Blockchain enthusiasts often stress how the concept isn’t just about cryptocurrencies and a planned program in Africa could prove that point. The idea is to use a blockchain to boost the fight against child labor in cobalt mining.
Cobalt is a key material in producing the lithium ion batteries that make pocket-sized cellphones practical. More than half of the known cobalt still in the ground is in the Democratic Republic of the Congo and human rights groups have criticized tech firms for not doing enough to show they have checked that their suppliers don’t use child labor in the country.
In principle, the solution could be as simple as keeping a paper trail from a batch of cobalt being mined to it being used to make a phone. In practice that’s tricky not just because the supply chain is often complex with multiple middle-men, but because there’s a major incentive for less reputable suppliers to falsify documents.

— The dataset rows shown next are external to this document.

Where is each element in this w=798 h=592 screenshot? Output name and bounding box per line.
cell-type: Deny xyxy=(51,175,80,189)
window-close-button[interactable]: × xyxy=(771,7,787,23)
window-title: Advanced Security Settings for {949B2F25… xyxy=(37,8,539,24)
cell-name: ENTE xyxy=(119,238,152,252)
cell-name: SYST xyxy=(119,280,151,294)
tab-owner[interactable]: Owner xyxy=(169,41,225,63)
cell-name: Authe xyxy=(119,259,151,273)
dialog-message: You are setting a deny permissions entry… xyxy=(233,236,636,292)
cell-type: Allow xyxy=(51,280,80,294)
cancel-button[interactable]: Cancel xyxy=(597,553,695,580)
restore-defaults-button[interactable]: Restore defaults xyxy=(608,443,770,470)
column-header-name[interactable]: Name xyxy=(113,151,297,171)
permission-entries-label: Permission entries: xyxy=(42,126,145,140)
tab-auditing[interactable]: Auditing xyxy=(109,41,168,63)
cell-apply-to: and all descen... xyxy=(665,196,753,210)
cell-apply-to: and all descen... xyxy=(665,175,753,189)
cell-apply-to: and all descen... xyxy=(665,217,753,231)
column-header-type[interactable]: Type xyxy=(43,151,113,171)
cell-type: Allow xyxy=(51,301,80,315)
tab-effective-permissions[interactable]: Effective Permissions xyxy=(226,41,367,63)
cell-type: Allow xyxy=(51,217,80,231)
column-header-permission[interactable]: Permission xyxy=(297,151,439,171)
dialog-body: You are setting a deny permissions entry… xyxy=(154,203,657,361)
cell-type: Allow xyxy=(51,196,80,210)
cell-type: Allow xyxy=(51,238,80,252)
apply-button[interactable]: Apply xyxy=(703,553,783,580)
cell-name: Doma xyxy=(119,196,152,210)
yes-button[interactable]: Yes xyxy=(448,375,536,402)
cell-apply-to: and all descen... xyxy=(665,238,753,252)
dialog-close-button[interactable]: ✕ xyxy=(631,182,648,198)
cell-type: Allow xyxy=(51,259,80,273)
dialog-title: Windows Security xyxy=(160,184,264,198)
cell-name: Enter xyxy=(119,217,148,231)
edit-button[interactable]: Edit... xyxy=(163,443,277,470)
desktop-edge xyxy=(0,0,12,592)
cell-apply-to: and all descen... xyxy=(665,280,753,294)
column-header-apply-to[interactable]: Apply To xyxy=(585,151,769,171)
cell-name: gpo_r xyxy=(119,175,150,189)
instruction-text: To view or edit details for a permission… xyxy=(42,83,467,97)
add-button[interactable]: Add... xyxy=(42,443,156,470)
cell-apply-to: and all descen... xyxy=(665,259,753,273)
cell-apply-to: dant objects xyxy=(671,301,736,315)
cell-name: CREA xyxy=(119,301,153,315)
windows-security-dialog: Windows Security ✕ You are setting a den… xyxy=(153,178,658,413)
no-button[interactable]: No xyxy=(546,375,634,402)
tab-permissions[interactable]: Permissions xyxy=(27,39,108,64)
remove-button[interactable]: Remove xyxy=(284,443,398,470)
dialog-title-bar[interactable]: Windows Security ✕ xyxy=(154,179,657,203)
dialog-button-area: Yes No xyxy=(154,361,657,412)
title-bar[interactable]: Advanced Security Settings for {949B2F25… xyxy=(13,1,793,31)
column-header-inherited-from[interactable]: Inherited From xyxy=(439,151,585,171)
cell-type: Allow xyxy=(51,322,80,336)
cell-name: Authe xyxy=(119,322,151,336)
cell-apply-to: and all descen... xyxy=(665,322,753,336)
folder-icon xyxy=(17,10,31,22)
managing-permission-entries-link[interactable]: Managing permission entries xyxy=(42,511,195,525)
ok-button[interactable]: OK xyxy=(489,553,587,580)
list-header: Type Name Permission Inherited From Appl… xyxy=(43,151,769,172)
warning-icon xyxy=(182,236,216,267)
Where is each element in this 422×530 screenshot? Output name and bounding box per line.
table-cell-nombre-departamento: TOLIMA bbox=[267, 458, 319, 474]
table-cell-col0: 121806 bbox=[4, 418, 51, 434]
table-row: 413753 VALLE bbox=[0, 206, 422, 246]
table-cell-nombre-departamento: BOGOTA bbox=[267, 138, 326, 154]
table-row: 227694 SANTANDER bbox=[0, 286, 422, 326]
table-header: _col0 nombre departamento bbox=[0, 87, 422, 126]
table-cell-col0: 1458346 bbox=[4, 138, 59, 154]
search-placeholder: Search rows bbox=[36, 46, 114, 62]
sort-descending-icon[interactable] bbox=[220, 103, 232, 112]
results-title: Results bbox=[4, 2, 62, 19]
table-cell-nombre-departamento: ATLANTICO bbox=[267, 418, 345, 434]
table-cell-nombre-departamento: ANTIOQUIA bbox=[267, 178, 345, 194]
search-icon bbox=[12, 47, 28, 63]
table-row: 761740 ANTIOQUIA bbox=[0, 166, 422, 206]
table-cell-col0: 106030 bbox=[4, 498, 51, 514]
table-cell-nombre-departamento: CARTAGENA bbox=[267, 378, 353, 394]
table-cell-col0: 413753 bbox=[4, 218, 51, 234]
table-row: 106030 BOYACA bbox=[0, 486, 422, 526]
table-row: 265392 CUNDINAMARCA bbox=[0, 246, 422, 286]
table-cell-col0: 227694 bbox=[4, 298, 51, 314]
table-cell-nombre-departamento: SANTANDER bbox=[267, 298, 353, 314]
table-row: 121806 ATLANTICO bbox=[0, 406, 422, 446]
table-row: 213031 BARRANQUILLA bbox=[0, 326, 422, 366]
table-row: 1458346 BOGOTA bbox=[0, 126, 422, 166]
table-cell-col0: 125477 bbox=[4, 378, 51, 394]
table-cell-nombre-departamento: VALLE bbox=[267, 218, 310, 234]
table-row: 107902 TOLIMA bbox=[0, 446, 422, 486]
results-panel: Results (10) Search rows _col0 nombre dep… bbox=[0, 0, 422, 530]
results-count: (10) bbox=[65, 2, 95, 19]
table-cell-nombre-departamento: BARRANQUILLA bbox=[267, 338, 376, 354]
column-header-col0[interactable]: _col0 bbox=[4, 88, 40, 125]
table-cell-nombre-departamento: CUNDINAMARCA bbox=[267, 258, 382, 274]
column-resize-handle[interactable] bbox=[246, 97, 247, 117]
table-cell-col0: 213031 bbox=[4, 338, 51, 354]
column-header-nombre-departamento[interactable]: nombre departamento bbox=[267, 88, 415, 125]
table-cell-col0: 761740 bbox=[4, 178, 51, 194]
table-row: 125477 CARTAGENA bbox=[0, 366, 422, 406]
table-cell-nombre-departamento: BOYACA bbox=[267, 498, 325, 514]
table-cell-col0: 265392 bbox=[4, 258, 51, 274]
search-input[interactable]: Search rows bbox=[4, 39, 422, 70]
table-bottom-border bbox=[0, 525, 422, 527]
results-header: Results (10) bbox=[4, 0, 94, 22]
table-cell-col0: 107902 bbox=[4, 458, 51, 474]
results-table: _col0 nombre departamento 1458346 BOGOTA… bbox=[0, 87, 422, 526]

The World Economic Forum is now developing prototype programs to use a blockchain, a form of digital ledger that’s designed to be extremely difficult (and ideally impractical) to tamper with without being detected.
The idea would be to track cobalt mined by companies known to have good labor practices. It’s suggested each bag of cobalt could be sealed and digitally tagged before being tracked along the supply route. The tag would include both the weight and a spectrometer measurement of the proportion of pure cobalt in the batch (which is what will eventually be made accessible during smelting.)
Reuters notes that blockchain has been trialled successfully with diamond supplies, but the cobalt supply chain has more than twice as many steps to track.